Tentu saja, semua hak atas saluran saya telah dihapus pada saat itu. Namun Anda harus membedakan: Pertama-tama, ini tentang pembajakan, begitu masifnya dan murni komersial konten yang diunggah. Kemudian tentang penggemar seperti anak laki-laki berusia 15 tahun yang menghabiskan waktu berminggu-minggu untuk menyusun gol-gol terbaik idolanya. Anda harus, jika situasi hukum memungkinkan, memungkinkan
Yang saya bicarakan adalah pembajakan. Saat kami mengklaim secara manual, kami mencari kata kunci, topik, atau pencetak gol terbanyak di platform, yang semuanya mengabaikan sistem otomatis. Carilah hari pertandingan normal dengan sembilan pertandingan kami mencari setidaknya 30 kata kunci per game dalam 20 bahasa keluar 20 negara pada sepuluh platform. Ada banyak hasil yang hanya bisa dicapai dengan bantuan teknologi.
Sepertinya Anda bukan penggemar berat Facebook. Apakah menurut Anda platform ini akan menyalip YouTube sebagai platform video?
Saya mengalami masalah dengan Facebook – Meski saya yakin dengan relevansi Facebook di sektor video. Saya rasa ini belum waktunya – meskipun kini banyak orang yang beralih ke Facebook. YouTube merupakan platform yang sudah ada sejak lama. Ini memiliki metrik berguna yang dapat Anda gunakan, seperti waktu tonton, yaitu waktu penonton benar-benar menonton video, dan satu-satunya cara yang berarti untuk mengetahui apakah suatu video bagus atau buruk.

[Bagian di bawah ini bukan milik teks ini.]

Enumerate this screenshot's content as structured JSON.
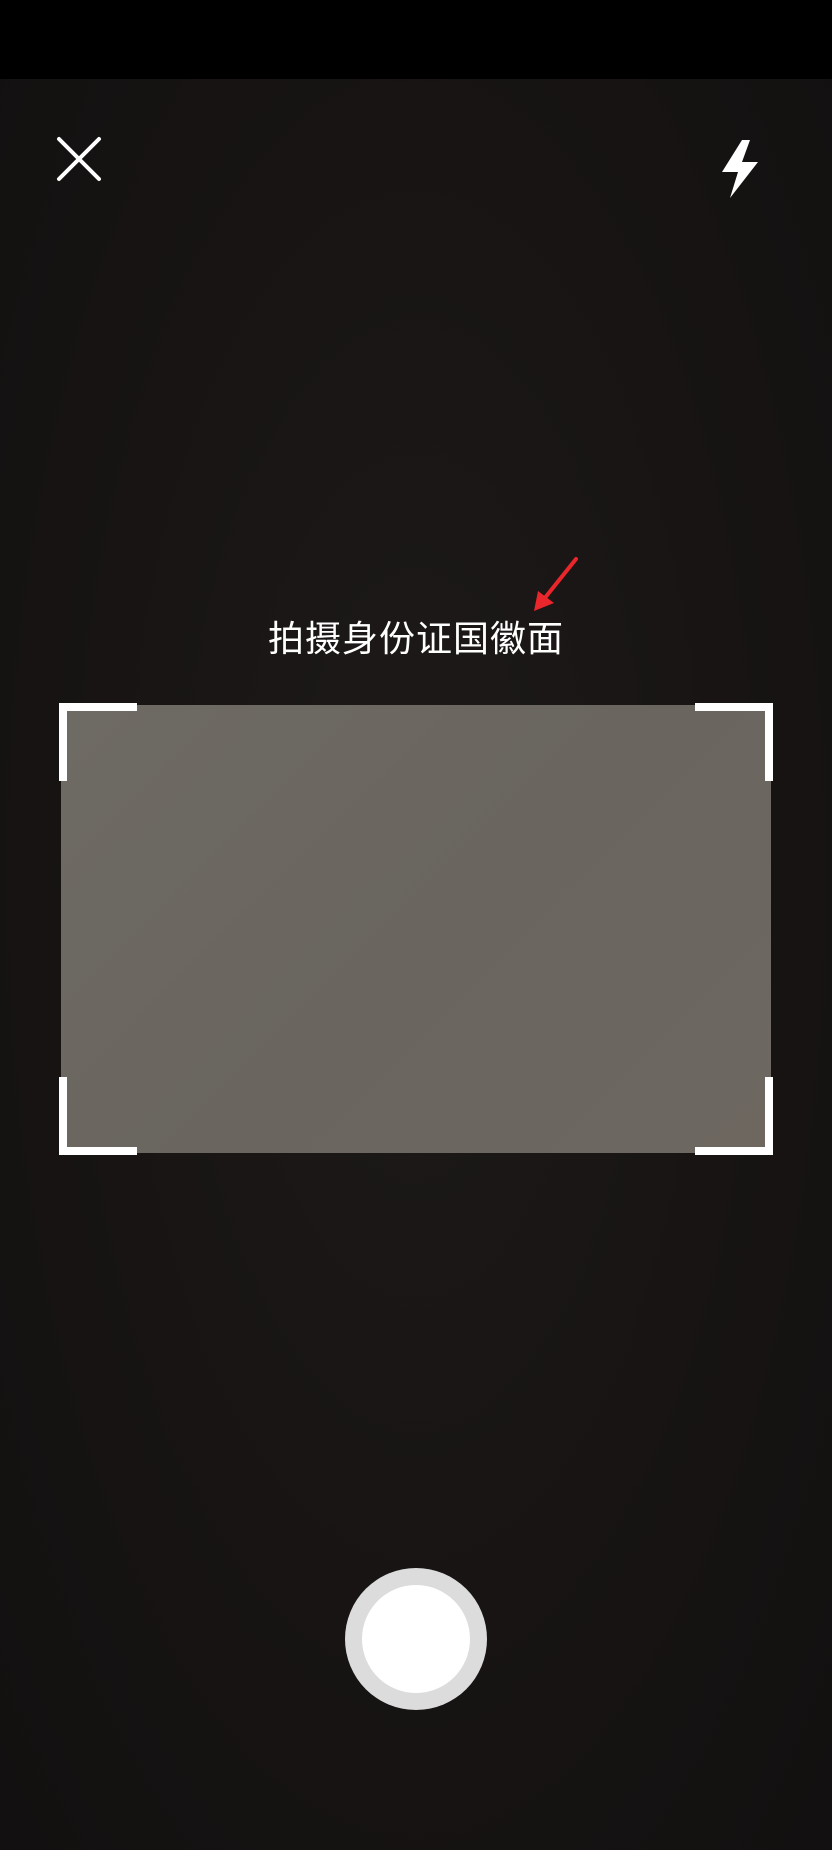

Banyak yang mengeluhkan turunnya view di YouTube, yang tentunya juga kita lihat. Banyak yang mengeluh tentang rendahnya pendapatan di YouTube dan kemudian mulai membandingkan sedikit pendapatan di YouTube dengan banyak jangkauan di Facebook. Saya tidak bisa membandingkan sedikit uang dengan banyak penayangan. Namun argumen Anda adalah bahwa Anda bisa memperolehnya dengan lebih baik suatu saat nanti.
Tidakkah kamu percaya?
Menurut pendapat saya, jumlah penayangan saja tidak ada nilainya, Saya peduli dengan kualitasnya. Jika pengguna menonton video selama tujuh atau delapan menit dan terlibat dengan kontennya, maka nilainya jauh lebih tinggi daripada penayangan otomatis. Mengumpulkan klik tidaklah sulit. Yang sulit adalah seseorang mengklik sebuah video dan menontonnya sampai selesai dan mungkin bahkan video lain setelahnya.
Selain itu, Facebook baru-baru ini mengumumkan bahwa mereka salah menghitung pengukuran jangkauannya sebesar 30 persen, sehingga angkanya tidak valid. Dan Facebook memberi pendek Putar otomatis tanpa suara juga sebagai tampilan, dimainkan dengan keinginan masyarakat untuk menjangkau sehingga platform menjadi lebih relevan.
Terima kasih untuk percakapannya, Lukas.